Woodward must deliver Man Utd’s most crucial post-Fergie signing

The bullsh*t gauge was once again pushed to its very limits during the reading of Ed Woodward’s opening remarks to a Manchester United fans’ forum earlier this week. But the executive vice-chairman was right about one thing: this summer is ‘an important opportunity’ for United to make tangible progress in the rebuild of their squad.
Leaving aside the fact that every window represents a similar chance to implement positive change and that this one is only viewed as critical because of their many previous failures, this summer could certainly go a long way to putting United back closer to where they feel they belong. But only if they make perhaps the most important signing since Sir Alex Ferguson relinquished his hot seat almost seven years ago.
Since that May day in 2013, United have signed fewer hits than misses, despite Woodward boasting about United’s success last summer while neglecting to mention that they still didn’t do enough. With the January window only recently shut, much of the gossip around United centres on creative players like Jack Grealish and James Maddison, and thrilling wingers such as Jadon Sancho. But Ole Gunnar Solskjaer’s most pressing need is for a central striker.
Solskjaer has had to muddle through without a proven centre-forward all season – and boy, has it shown. But still, United refused to act last month until Marcus Rashford, himself not a central striker, was sidelined with a back injury. Only then, in the last few days of the window, did they finally go to market, when all that was left on the shelf was Odion Ighalo or Glenn Murray.
Ighalo may prove to be an inspired short-term signing but his arrival and its hasty manner directly contradicts Woodward’s talk of ‘a clear plan and philosophy’. Landing Erling Haaland may have given Woodward more authority to speak in such terms but no, the Red Devils suddenly developed principles when it came to dealing with the Borussia Dortmund star’s agent.

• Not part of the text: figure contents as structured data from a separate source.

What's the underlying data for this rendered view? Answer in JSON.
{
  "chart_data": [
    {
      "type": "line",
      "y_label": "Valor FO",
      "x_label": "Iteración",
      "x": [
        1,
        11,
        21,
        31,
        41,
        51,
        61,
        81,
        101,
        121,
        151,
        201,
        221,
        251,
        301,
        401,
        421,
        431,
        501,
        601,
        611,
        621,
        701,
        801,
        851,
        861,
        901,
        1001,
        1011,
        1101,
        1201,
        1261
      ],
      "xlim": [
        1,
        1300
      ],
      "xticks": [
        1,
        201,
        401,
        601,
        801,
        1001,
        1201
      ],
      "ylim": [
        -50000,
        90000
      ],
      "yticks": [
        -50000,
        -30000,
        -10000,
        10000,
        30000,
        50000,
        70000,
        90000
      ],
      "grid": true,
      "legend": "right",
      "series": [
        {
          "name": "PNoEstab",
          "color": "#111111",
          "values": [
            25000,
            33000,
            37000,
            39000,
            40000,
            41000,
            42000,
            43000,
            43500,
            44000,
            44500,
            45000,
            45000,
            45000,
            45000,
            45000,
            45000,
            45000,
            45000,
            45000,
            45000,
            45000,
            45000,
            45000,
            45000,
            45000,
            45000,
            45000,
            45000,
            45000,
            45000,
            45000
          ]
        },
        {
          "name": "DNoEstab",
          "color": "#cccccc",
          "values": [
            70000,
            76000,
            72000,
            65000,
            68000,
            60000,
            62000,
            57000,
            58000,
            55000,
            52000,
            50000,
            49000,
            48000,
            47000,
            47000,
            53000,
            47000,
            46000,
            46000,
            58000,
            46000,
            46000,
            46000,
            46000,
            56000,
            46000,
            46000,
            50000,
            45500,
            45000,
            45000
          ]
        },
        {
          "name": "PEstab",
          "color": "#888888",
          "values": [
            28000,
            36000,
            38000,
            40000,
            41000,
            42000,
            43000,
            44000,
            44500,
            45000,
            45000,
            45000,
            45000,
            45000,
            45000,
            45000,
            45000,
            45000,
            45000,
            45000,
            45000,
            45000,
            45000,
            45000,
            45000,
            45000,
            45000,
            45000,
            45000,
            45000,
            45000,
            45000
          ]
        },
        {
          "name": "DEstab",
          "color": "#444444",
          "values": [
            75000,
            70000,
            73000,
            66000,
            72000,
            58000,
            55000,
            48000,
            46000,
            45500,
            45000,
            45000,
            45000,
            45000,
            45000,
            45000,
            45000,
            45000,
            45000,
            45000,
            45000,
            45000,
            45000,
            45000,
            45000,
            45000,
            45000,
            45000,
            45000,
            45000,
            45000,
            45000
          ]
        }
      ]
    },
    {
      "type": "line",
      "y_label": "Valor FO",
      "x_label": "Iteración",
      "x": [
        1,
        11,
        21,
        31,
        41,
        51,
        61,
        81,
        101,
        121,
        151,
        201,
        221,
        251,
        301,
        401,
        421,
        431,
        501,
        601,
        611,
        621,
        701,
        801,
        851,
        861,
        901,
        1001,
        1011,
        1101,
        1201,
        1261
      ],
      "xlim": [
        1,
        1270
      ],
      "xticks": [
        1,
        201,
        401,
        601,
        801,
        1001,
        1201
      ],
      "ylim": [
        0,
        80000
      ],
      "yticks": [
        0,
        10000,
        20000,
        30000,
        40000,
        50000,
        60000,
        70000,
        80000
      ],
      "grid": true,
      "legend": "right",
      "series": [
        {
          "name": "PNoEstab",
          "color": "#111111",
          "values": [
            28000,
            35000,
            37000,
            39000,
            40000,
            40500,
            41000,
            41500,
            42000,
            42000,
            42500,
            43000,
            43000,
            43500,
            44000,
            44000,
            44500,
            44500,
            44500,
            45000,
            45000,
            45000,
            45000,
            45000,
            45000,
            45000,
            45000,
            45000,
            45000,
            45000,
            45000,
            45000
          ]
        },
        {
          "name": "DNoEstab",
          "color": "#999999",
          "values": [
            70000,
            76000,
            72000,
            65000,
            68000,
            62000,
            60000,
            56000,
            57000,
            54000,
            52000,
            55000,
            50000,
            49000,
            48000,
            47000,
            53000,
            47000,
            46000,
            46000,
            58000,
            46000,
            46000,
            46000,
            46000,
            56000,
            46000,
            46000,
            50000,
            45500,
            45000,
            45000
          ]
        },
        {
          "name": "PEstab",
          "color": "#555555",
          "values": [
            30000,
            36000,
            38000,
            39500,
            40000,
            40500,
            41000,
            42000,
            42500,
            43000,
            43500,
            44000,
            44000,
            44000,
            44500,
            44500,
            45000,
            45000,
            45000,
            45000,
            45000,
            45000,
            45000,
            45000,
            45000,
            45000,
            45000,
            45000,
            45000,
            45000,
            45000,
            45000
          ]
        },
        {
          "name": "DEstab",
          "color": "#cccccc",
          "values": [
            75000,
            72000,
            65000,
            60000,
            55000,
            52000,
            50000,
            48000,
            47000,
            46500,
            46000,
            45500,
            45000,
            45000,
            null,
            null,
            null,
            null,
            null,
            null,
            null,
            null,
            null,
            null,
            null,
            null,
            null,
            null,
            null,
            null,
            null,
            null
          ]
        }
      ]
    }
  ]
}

Romelu Lukaku’s success at Inter Milan has also applied a gloomier filter to United’s recruitment decision-making. The Belgium striker has struck 21 times for Inter while the criticism of United’s willingness to sell grows with each goal. But selling Lukaku was not United’s big mistake. He wanted to leave and Solskjaer was happy to sell after two years at Old Trafford during which both parties made basic mistakes. Failing to adequately replace him with a top-class, proven striker was United’s grave error, which is why they must make it third time lucky in the summer.
As United have demonstrated, that’s easier said than done. When was the last time the Red Devils identified and signed a striker who was a sustained success for any period longer than a season or two?

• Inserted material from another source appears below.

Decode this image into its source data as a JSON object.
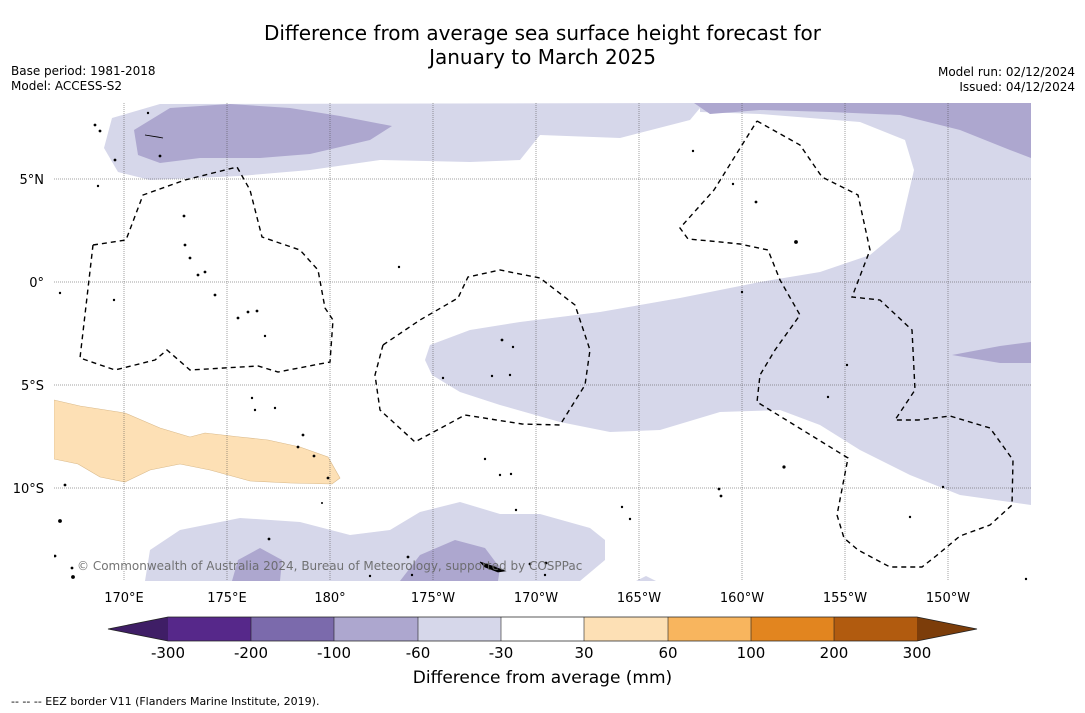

Wayne Rooney? Ruud van Nistelrooy? United have bought many strikers since, with the list stretching to Henrik Larsson, Dimitar Berbatov, Carlos Tevez, Javier Hernandez, Michael Owen, Mame Biram Diouf, Robin van Persie, Radamel Falcao, Anthony Martial and Zlatan Ibrahimovic. Van Persie and Ibrahimovic were both brilliant for a year; Tevez never quite made the position his own and Hernandez was a wonderful impact striker. But not in a decade and a half have they signed and retained a potent goalscoring centre-forward who is capable of leading their line for more than just a year or two.
Woodward and Solskjaer have a ‘young and hungry’ mantra when it comes to identifying transfer targets and in some other areas, United have covered themselves for the long term. Their other reported summer targets could provide that longevity too. But in attack, not yet have they found a forward to make them stop playing the field.
Who might that be? As Woodward says, United should have enough recruitment gurus to work that out for themselves, the same talent-spotters who analysed 804 right-backs before they settled on the most obvious of all, Aaron Wan-Bissaka, last summer.
The net need not be cast quite so far and wide this time; a quick look at the basic numbers paints a clear enough picture to start. Ciro Immobile, Robert Lewandowski and Timo Werner lead the charts with all three already having hit 20-plus league goals for the season. United haven’t had a player break that barrier since Ferguson retired and took Van Persie’s mojo as a souvenir.
Jamie Vardy and Sergio Aguero also feature in the European top ten, which gives a clearer hint at the calibre of goalscorer United should be targeting. Combine that level of potency with the creativity we know they want, and United could indeed seize their ‘important opportunity’. But with Woodward grasping, who knows what, if anything, United might end up with.